Q3: You probably won't find forums discussing these questions b/c there are no right/best answers. Sorry.
PS. In my research, crossover never really performed well...
If you can read Python, you may want to take a look at Pyevolve. I am mainly involved in it on the GA side, but it has support for GP as well. May be you can get some hint there.
Q1 is your choice, but single child would probably be more common. Every time you do the lottery selection of parents, you're applying selection pressure, which is what you want.
Q2: Negative tournament selection is exactly the right approach. Yes, losing low-fitness members of the population causes rapid convergence initially, but once your population gets into the hard-to-search part of the solution space, it won't be as cut-and-dried which ones lose the tournament / lottery. What you do have to beware of is stagnation of the gene pool; I suggest monitoring the entropy of the genome to track its heterogeneity. "elitism is inherent" -- Well, yeah, that's the point! ;-)
Q3: comp.ai.genetic is probably your best bet. Sometimes the topic is picked up in game development fora, like on Gamasutra.
P.S. Genetic programming in C?!? How are you assuring the viability of the offspring? Doing genetic programming in a non-homoiconic language is a real challenge.

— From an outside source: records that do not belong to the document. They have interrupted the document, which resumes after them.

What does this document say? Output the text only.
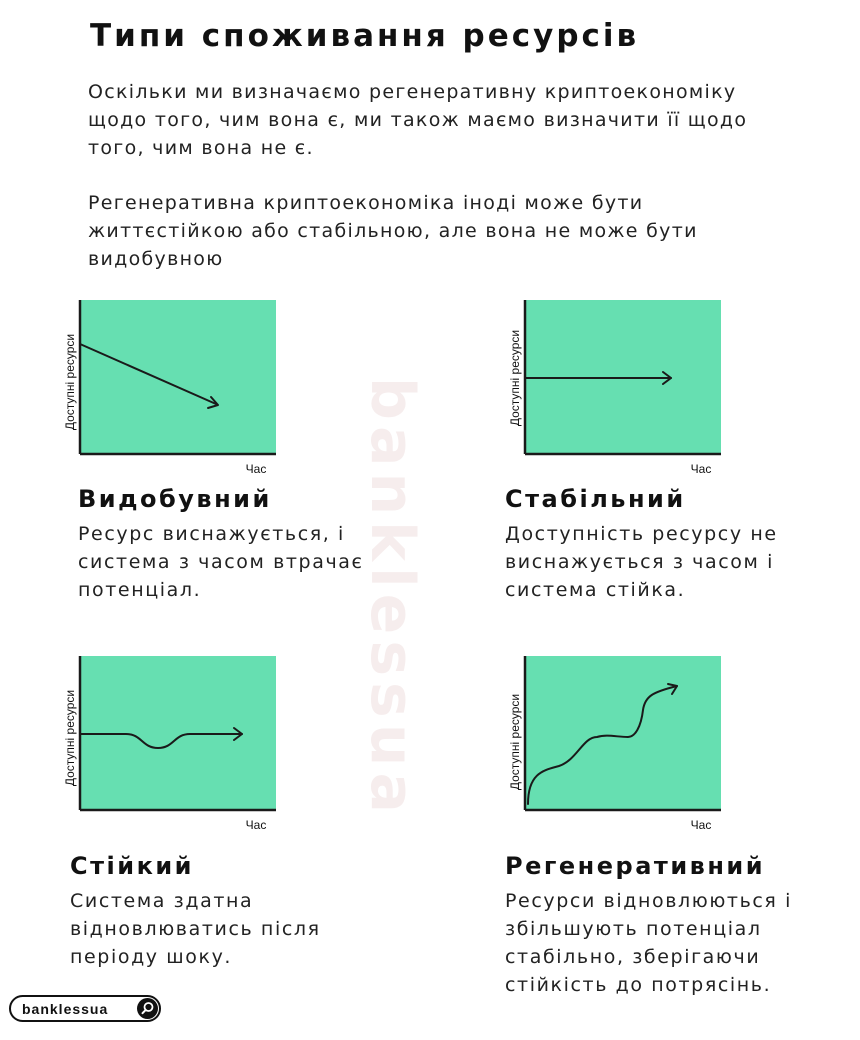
Типи споживання ресурсів
Оскільки ми визначаємо регенеративну криптоекономіку щодо того, чим вона є, ми також маємо визначити її щодо того, чим вона не є.
Регенеративна криптоекономіка іноді може бути життєстійкою або стабільною, але вона не може бути видобувною
banklessua
Доступні ресурси
Час
Доступні ресурси
Час
Доступні ресурси
Час
Доступні ресурси
Час
Видобувний
Ресурс виснажується, і система з часом втрачає потенціал.
Стабільний
Доступність ресурсу не виснажується з часом і система стійка.
Стійкий
Система здатна відновлюватись після періоду шоку.
Регенеративний
Ресурси відновлюються і збільшують потенціал стабільно, зберігаючи стійкість до потрясінь.
banklessua
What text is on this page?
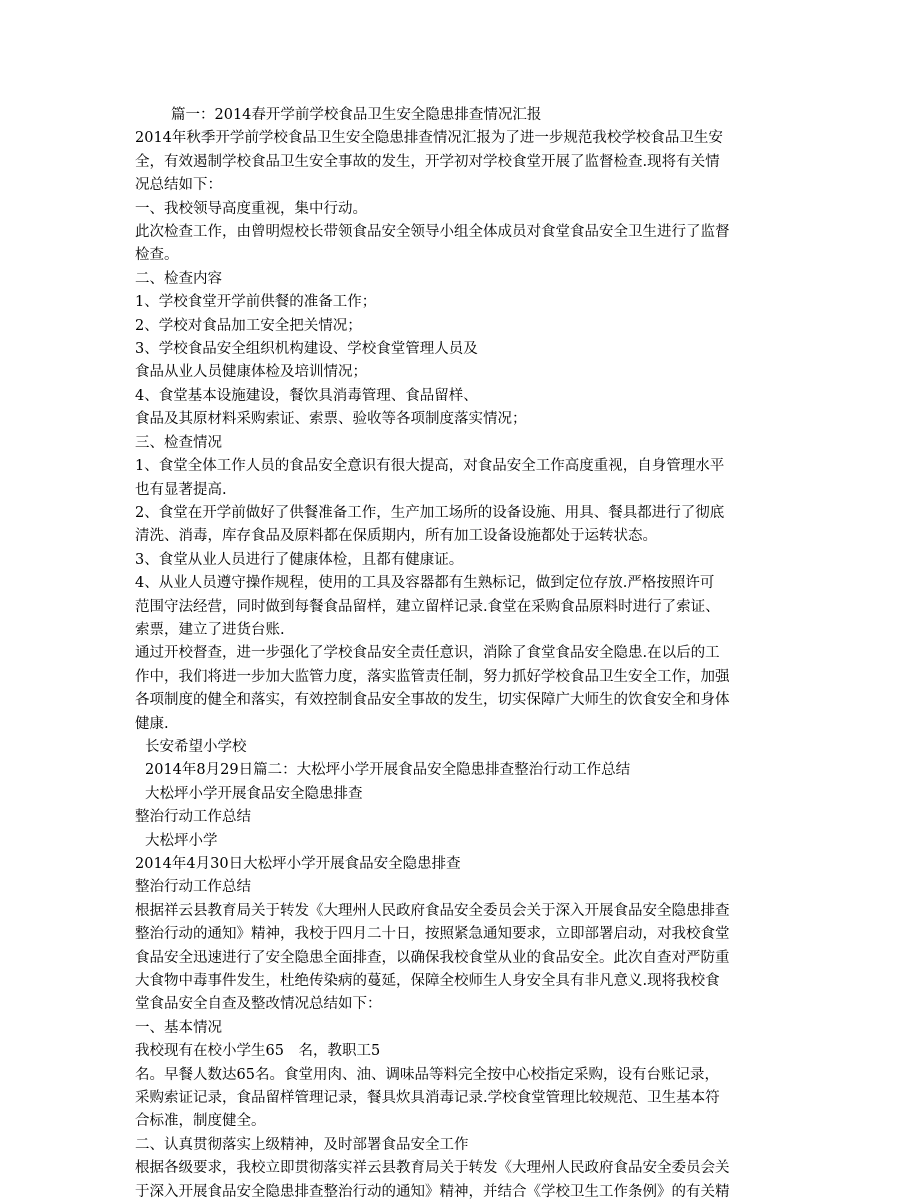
篇一：2014春开学前学校食品卫生安全隐患排查情况汇报

2014年秋季开学前学校食品卫生安全隐患排查情况汇报为了进一步规范我校学校食品卫生安

全，有效遏制学校食品卫生安全事故的发生，开学初对学校食堂开展了监督检查.现将有关情

况总结如下：

一、我校领导高度重视，集中行动。

此次检查工作，由曾明煜校长带领食品安全领导小组全体成员对食堂食品安全卫生进行了监督

检查。

二、检查内容

1、学校食堂开学前供餐的准备工作；

2、学校对食品加工安全把关情况；

3、学校食品安全组织机构建设、学校食堂管理人员及

食品从业人员健康体检及培训情况；

4、食堂基本设施建设，餐饮具消毒管理、食品留样、

食品及其原材料采购索证、索票、验收等各项制度落实情况；

三、检查情况

1、食堂全体工作人员的食品安全意识有很大提高，对食品安全工作高度重视，自身管理水平

也有显著提高.

2、食堂在开学前做好了供餐准备工作，生产加工场所的设备设施、用具、餐具都进行了彻底

清洗、消毒，库存食品及原料都在保质期内，所有加工设备设施都处于运转状态。

3、食堂从业人员进行了健康体检，且都有健康证。

4、从业人员遵守操作规程，使用的工具及容器都有生熟标记，做到定位存放.严格按照许可

范围守法经营，同时做到每餐食品留样，建立留样记录.食堂在采购食品原料时进行了索证、

索票，建立了进货台账.

通过开校督查，进一步强化了学校食品安全责任意识，消除了食堂食品安全隐患.在以后的工

作中，我们将进一步加大监管力度，落实监管责任制，努力抓好学校食品卫生安全工作，加强

各项制度的健全和落实，有效控制食品安全事故的发生，切实保障广大师生的饮食安全和身体

健康.

长安希望小学校

2014年8月29日篇二：大松坪小学开展食品安全隐患排查整治行动工作总结

大松坪小学开展食品安全隐患排查

整治行动工作总结

大松坪小学

2014年4月30日大松坪小学开展食品安全隐患排查

整治行动工作总结

根据祥云县教育局关于转发《大理州人民政府食品安全委员会关于深入开展食品安全隐患排查

整治行动的通知》精神，我校于四月二十日，按照紧急通知要求，立即部署启动，对我校食堂

食品安全迅速进行了安全隐患全面排查，以确保我校食堂从业的食品安全。此次自查对严防重

大食物中毒事件发生，杜绝传染病的蔓延，保障全校师生人身安全具有非凡意义.现将我校食

堂食品安全自查及整改情况总结如下：

一、基本情况

我校现有在校小学生65　名，教职工5

名。早餐人数达65名。食堂用肉、油、调味品等料完全按中心校指定采购，设有台账记录，

采购索证记录，食品留样管理记录，餐具炊具消毒记录.学校食堂管理比较规范、卫生基本符

合标准，制度健全。

二、认真贯彻落实上级精神，及时部署食品安全工作

根据各级要求，我校立即贯彻落实祥云县教育局关于转发《大理州人民政府食品安全委员会关

于深入开展食品安全隐患排查整治行动的通知》精神，并结合《学校卫生工作条例》的有关精
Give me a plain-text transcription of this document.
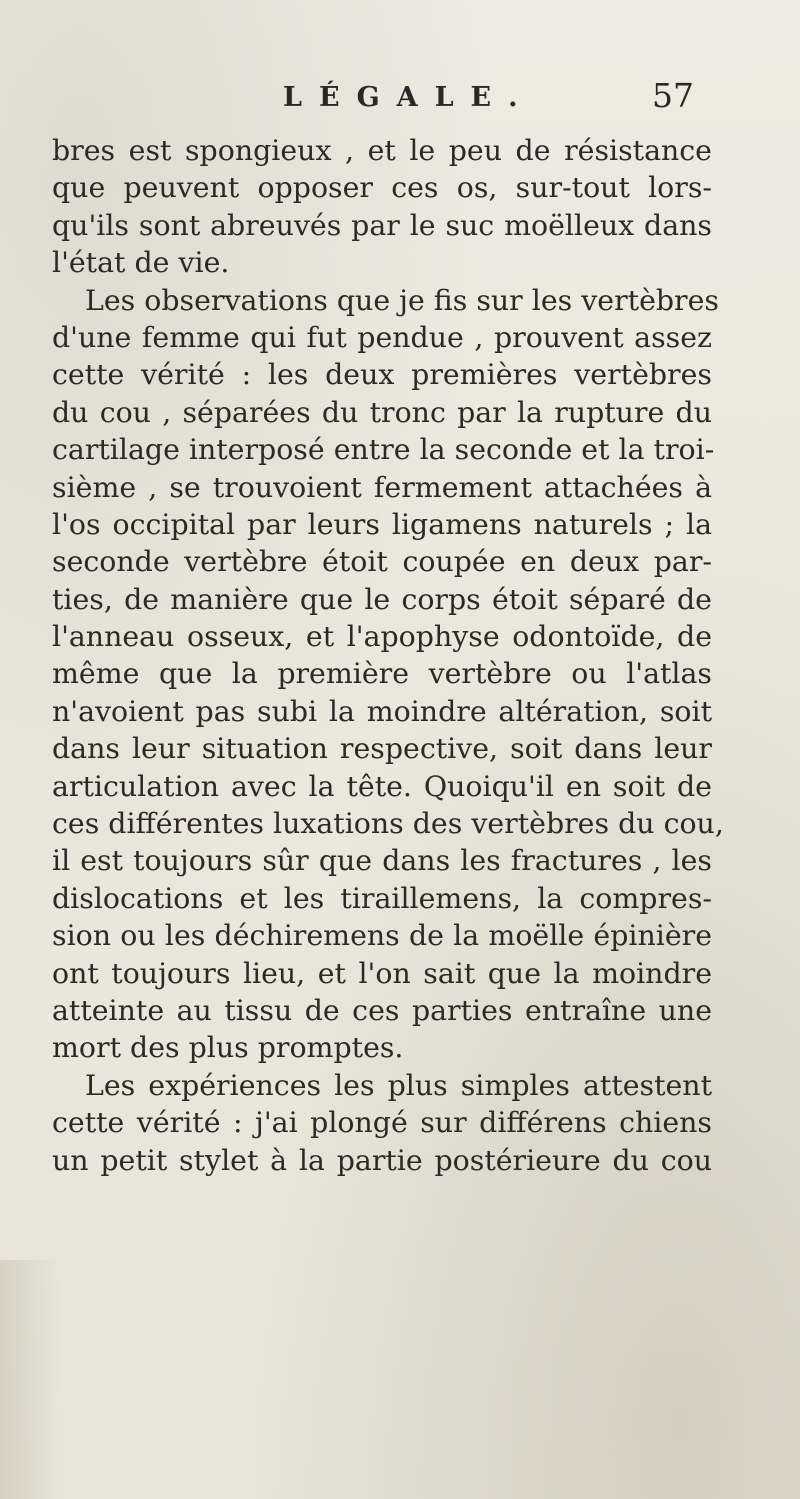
LÉGALE.	57
bres est spongieux , et le peu de résistance
que peuvent opposer ces os, sur-tout lors-
qu'ils sont abreuvés par le suc moëlleux dans
l'état de vie.
Les observations que je fis sur les vertèbres
d'une femme qui fut pendue , prouvent assez
cette vérité : les deux premières vertèbres
du cou , séparées du tronc par la rupture du
cartilage interposé entre la seconde et la troi-
sième , se trouvoient fermement attachées à
l'os occipital par leurs ligamens naturels ; la
seconde vertèbre étoit coupée en deux par-
ties, de manière que le corps étoit séparé de
l'anneau osseux, et l'apophyse odontoïde, de
même que la première vertèbre ou l'atlas
n'avoient pas subi la moindre altération, soit
dans leur situation respective, soit dans leur
articulation avec la tête. Quoiqu'il en soit de
ces différentes luxations des vertèbres du cou,
il est toujours sûr que dans les fractures , les
dislocations et les tiraillemens, la compres-
sion ou les déchiremens de la moëlle épinière
ont toujours lieu, et l'on sait que la moindre
atteinte au tissu de ces parties entraîne une
mort des plus promptes.
Les expériences les plus simples attestent
cette vérité : j'ai plongé sur différens chiens
un petit stylet à la partie postérieure du cou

Check out MetaOptimize.com for your stacky needs.
As Ray, says, it's mostly up to you but typically in a steady-state setup you would only create a single offspring.
Again you have options. I wouldn't replace the parents. If they've been picked as parents based on their fitness you could be eliminating some of the fittest members of the population. Easiest is just to randomly pick an individual to be replaced. Alternatively, you could replace the least fit individual, but that can lead to premature convergence. Another option is to use the same selection strategy that you use to choose parents but use the inverse fitness so that it favours less fit individuals.
You could try comp.ai.genetic on USENET (and Google Groups).
It sounds like some of your questions are not necessarily specific to genetic programming; if that's true, you might have some luck asking the folks over at the NEAT Users Group.
They primarily discuss the Neuroevolution of Augmenting Topologies (or NEAT) algorithm, which is a genetic algorithm used to evolve neural networks. But topics like elitism and crossover strategies are pretty general, and can apply to both GA and GP algorithms.
Otherwise, as Dan and Ray have said, a lot of these decisions are made after experimentation with one's particular software and domain. Try applying your algorithm to different problems and pay attention to how it behaves -- after a while, you'll probably develop an intuition for what works and what doesn't.
I would create an unlimited number of offspring, but only on the basis of success, and let older members of the population die. Lack of fitness can also lead to early death. This just seems to follow a natural order.
Q1. In GP, as opposed to GA, when you perform crossover you select two parents but
do you create one child or two, or is that a free choice you have?
Yes its your choice; but generally, its not advisable to create many individuals with the same parents, because the difference among the individual's trends created by the same parents would be very limited and that could cost processing speed and memory which could have been spent on other individuals showing different trends and behaviors that requires analysis (but creating more individuals cannot be a problem if the evolution process is close to reaching its endpoint).
Q2. In steady state GP...
It is advisable to replace individuals based on the ranking provided by the fitness function you have adopted.